In the 2015–2016 academic year, the Ponce Health Sciences University started a 3-phase project to create a data-driven medical school feeder system by coupling a pathway program with predictive analytics. Phase 1 launched the pathway program. Phase 2 developed and validated a predictive model that estimates United States Medical Licensing Examination (USMLE) Step 1 performance. Phase 3 is underway and focuses on adoption, implementation, and support.

Outcomes

Data analysis compared 2 groups of students (pathway vs direct) across specific factors, including Medical College Admission Test (MCAT) score, undergraduate grade point average (GPA), first-generation status, and Step 1 exam performance. Statistically significant differences were found between the 2 groups on the MCAT exam and undergraduate GPA; however, no significant differences were found between groups for first-generation status and performance on the Step 1 exam. This finding supports the authors’ hypothesis that although pathway students have significantly lower mean MCAT exam scores compared with direct students, pathway students perform just as well on the USMLE Step 1 exam.

Next Steps

Next steps include expanding the project to another campus, adding more socioeconomic status and first-generation data, and identifying best curricular predictors. The authors recommend that medical school programs use pathway programs and predictive analytics to create a more data-centered approach to accepting students with the goal of increasing physician workforce diversity.

Problem

Lack of diversity in physician workforce

This report addresses a generalizable problem that the Association of American Medical Colleges (AAMC) has identified as a core strategic priority: lack of diversity in the physician workforce.1,2 Evidence shows that the lack of diversity has a negative impact on medical outcomes, including treatment decisions, treatment adherence, and patient health.24 Diversity is not limited to race. A recent survey of 45,000 respondents to the AAMC’s Matriculating Student Questionnaire found that a “low socioeconomic status significantly decreases the likelihood that a student who is interested in medicine will apply or gain acceptance into medical school.”5(p2)

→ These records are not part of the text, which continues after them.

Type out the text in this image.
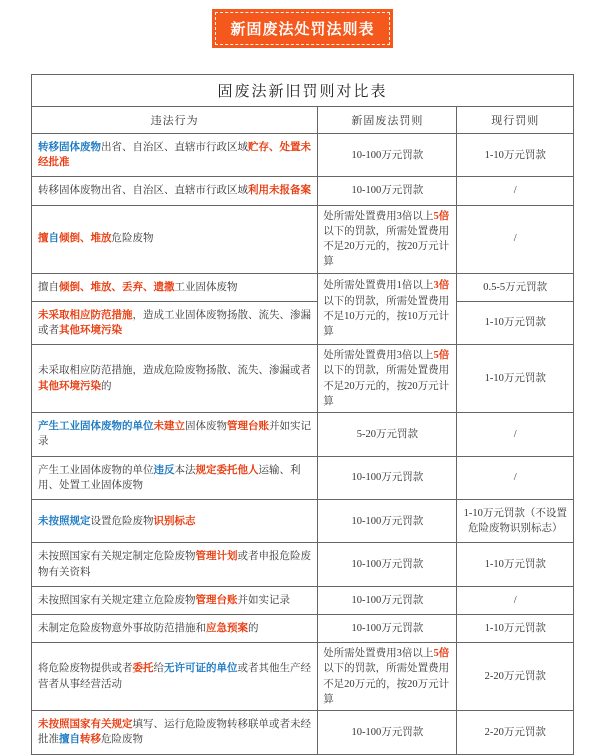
新固废法处罚法则表
固废法新旧罚则对比表		
违法行为	新固废法罚则	现行罚则
转移固体废物出省、自治区、直辖市行政区域贮存、处置未经批准	10-100万元罚款	1-10万元罚款
转移固体废物出省、自治区、直辖市行政区域利用未报备案	10-100万元罚款	/
擅自倾倒、堆放危险废物	处所需处置费用3倍以上5倍以下的罚款，所需处置费用不足20万元的，按20万元计算	/
擅自倾倒、堆放、丢弃、遗撒工业固体废物	处所需处置费用1倍以上3倍以下的罚款，所需处置费用不足10万元的，按10万元计算	0.5-5万元罚款
未采取相应防范措施，造成工业固体废物扬散、流失、渗漏或者其他环境污染		1-10万元罚款
未采取相应防范措施，造成危险废物扬散、流失、渗漏或者其他环境污染的	处所需处置费用3倍以上5倍以下的罚款，所需处置费用不足20万元的，按20万元计算	1-10万元罚款
产生工业固体废物的单位未建立固体废物管理台账并如实记录	5-20万元罚款	/
产生工业固体废物的单位违反本法规定委托他人运输、利用、处置工业固体废物	10-100万元罚款	/
未按照规定设置危险废物识别标志	10-100万元罚款	1-10万元罚款（不设置危险废物识别标志）
未按照国家有关规定制定危险废物管理计划或者申报危险废物有关资料	10-100万元罚款	1-10万元罚款
未按照国家有关规定建立危险废物管理台账并如实记录	10-100万元罚款	/
未制定危险废物意外事故防范措施和应急预案的	10-100万元罚款	1-10万元罚款
将危险废物提供或者委托给无许可证的单位或者其他生产经营者从事经营活动	处所需处置费用3倍以上5倍以下的罚款，所需处置费用不足20万元的，按20万元计算	2-20万元罚款
未按照国家有关规定填写、运行危险废物转移联单或者未经批准擅自转移危险废物	10-100万元罚款	2-20万元罚款
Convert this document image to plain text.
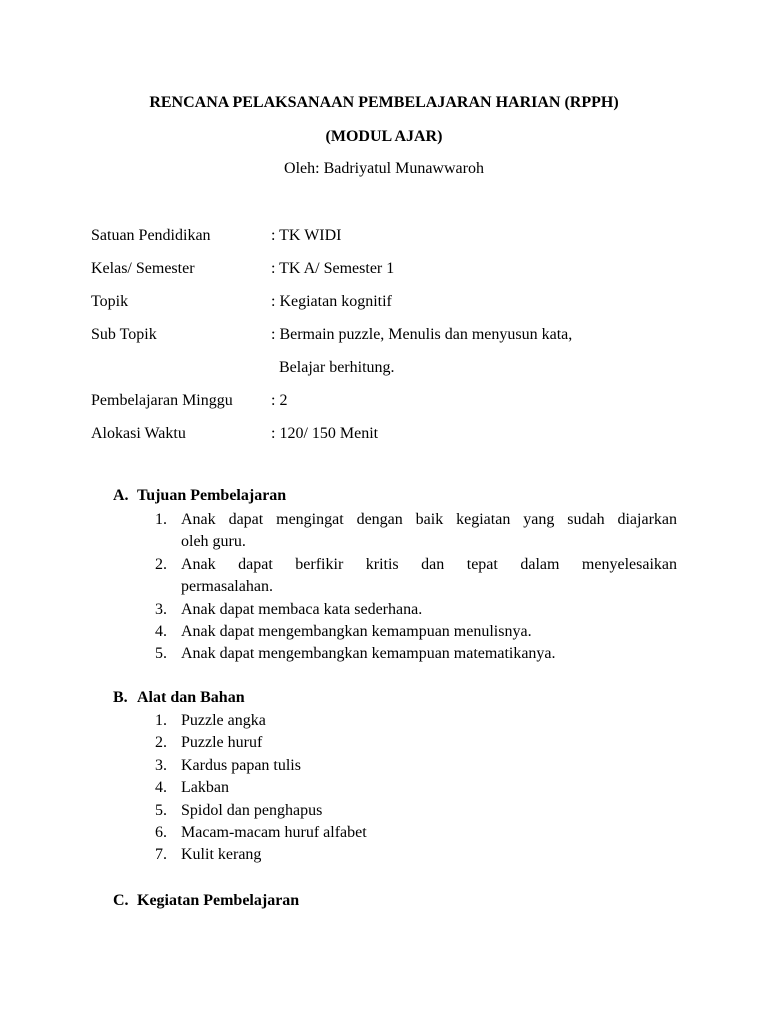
RENCANA PELAKSANAAN PEMBELAJARAN HARIAN (RPPH)
(MODUL AJAR)
Oleh: Badriyatul Munawwaroh
Satuan Pendidikan	: TK WIDI
Kelas/ Semester	: TK A/ Semester 1
Topik	: Kegiatan kognitif
Sub Topik	: Bermain puzzle, Menulis dan menyusun kata,
Belajar berhitung.
Pembelajaran Minggu : 2
Alokasi Waktu	: 120/ 150 Menit
A. Tujuan Pembelajaran
1. Anak dapat mengingat dengan baik kegiatan yang sudah diajarkan
oleh guru.
2. Anak dapat berfikir kritis dan tepat dalam menyelesaikan
permasalahan.
3. Anak dapat membaca kata sederhana.
4. Anak dapat mengembangkan kemampuan menulisnya.
5. Anak dapat mengembangkan kemampuan matematikanya.
B. Alat dan Bahan
1. Puzzle angka
2. Puzzle huruf
3. Kardus papan tulis
4. Lakban
5. Spidol dan penghapus
6. Macam-macam huruf alfabet
7. Kulit kerang
C. Kegiatan Pembelajaran
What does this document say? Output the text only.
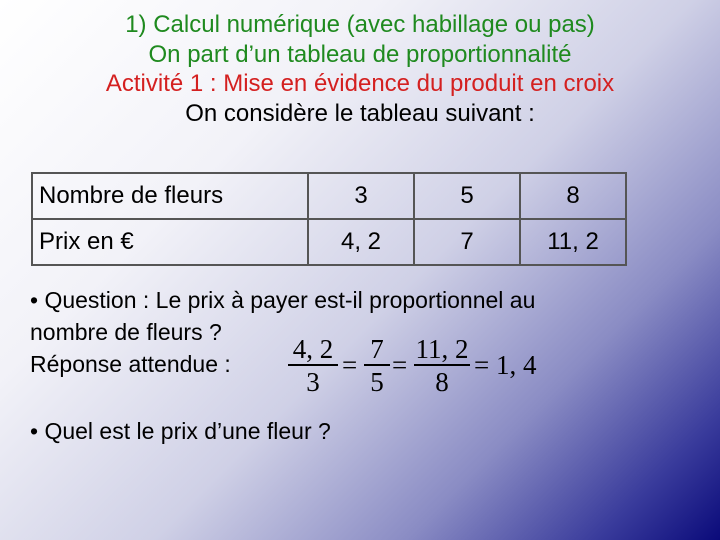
1) Calcul numérique (avec habillage ou pas)
On part d’un tableau de proportionnalité
Activité 1 : Mise en évidence du produit en croix
On considère le tableau suivant :
Nombre de fleurs	3	5	8
Prix en €	4, 2	7	11, 2
• Question : Le prix à payer est-il proportionnel au
nombre de fleurs ?
Réponse attendue :	4, 2
3
=
7
5
=
11, 2
8
= 1, 4
• Quel est le prix d’une fleur ?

Solving the lack of physician diversity starts with medical school admissions. Research shows that there is pressure on admissions officers to accept the top scorers on the Medical College Admission Test (MCAT),6 and although this approach may help with rankings, it undercuts progress toward a more diverse physician workforce. “Assigning too much weight to the highest MCAT scores in admissions decision-making makes it difficult to build medical school classes that are representative of patient communities.”6(p351) Lucey and Saguil6 recommend 3 levers to address the issue: (1) holistic admissions processes, (2) pathway programs, and (3) curriculum.

Problem definition

Pathway programs have been suggested as a solution to increase diversity in medical education and ultimately the physician workforce.6 Evidence supports the use of pathway or pipeline programs to recruit underrepresented in medicine students.7 However, data on how a pathway program should deliver instruction are lacking.

Lucey and Saguil’s 3 levers help to address the diversity issue; however, we assert there is a fourth lever to include: data and analytics. We were unable to find any research on how a pathway program can leverage predictive analytics to support students on their journey to becoming a physician. This report describes a multiyear project to build such a system with the goal of increasing diversity within medical school cohorts and ultimately the physician workforce. Analytics is a primary innovation described in this report.

Approach

Hypothesis

We contend that a pathway program coupled with predictive analytics provides a new metric—predicted Step 1 pass/fail strata—for medical school admissions committees to use when evaluating applicants from their pathway program(s). This new metric does not replace existing medical school admissions processes; rather, it is supplemental and only applies to applicants from the pathway program(s). This new metric could help medical school admissions committees make decisions about pathway applicants without relying on the MCAT exam as much. For example, if a pathway student demonstrates mastery of the program’s courses but has a weak MCAT score, a decision could be made to put more weight into the longitudinal performance assessment (pathway program) rather than the 1-time snapshot of knowledge (MCAT exam).

Setting

Ponce Health Sciences University (PHSU) is a Middle States Commission on Higher Education–accredited institution that offers 15 health science programs, including a Liaison Committee on Medical Education–accredited medical program. PHSU has campuses in Puerto Rico and St. Louis, Missouri. The main campus was established in Ponce, Puerto Rico, more than 40 years ago.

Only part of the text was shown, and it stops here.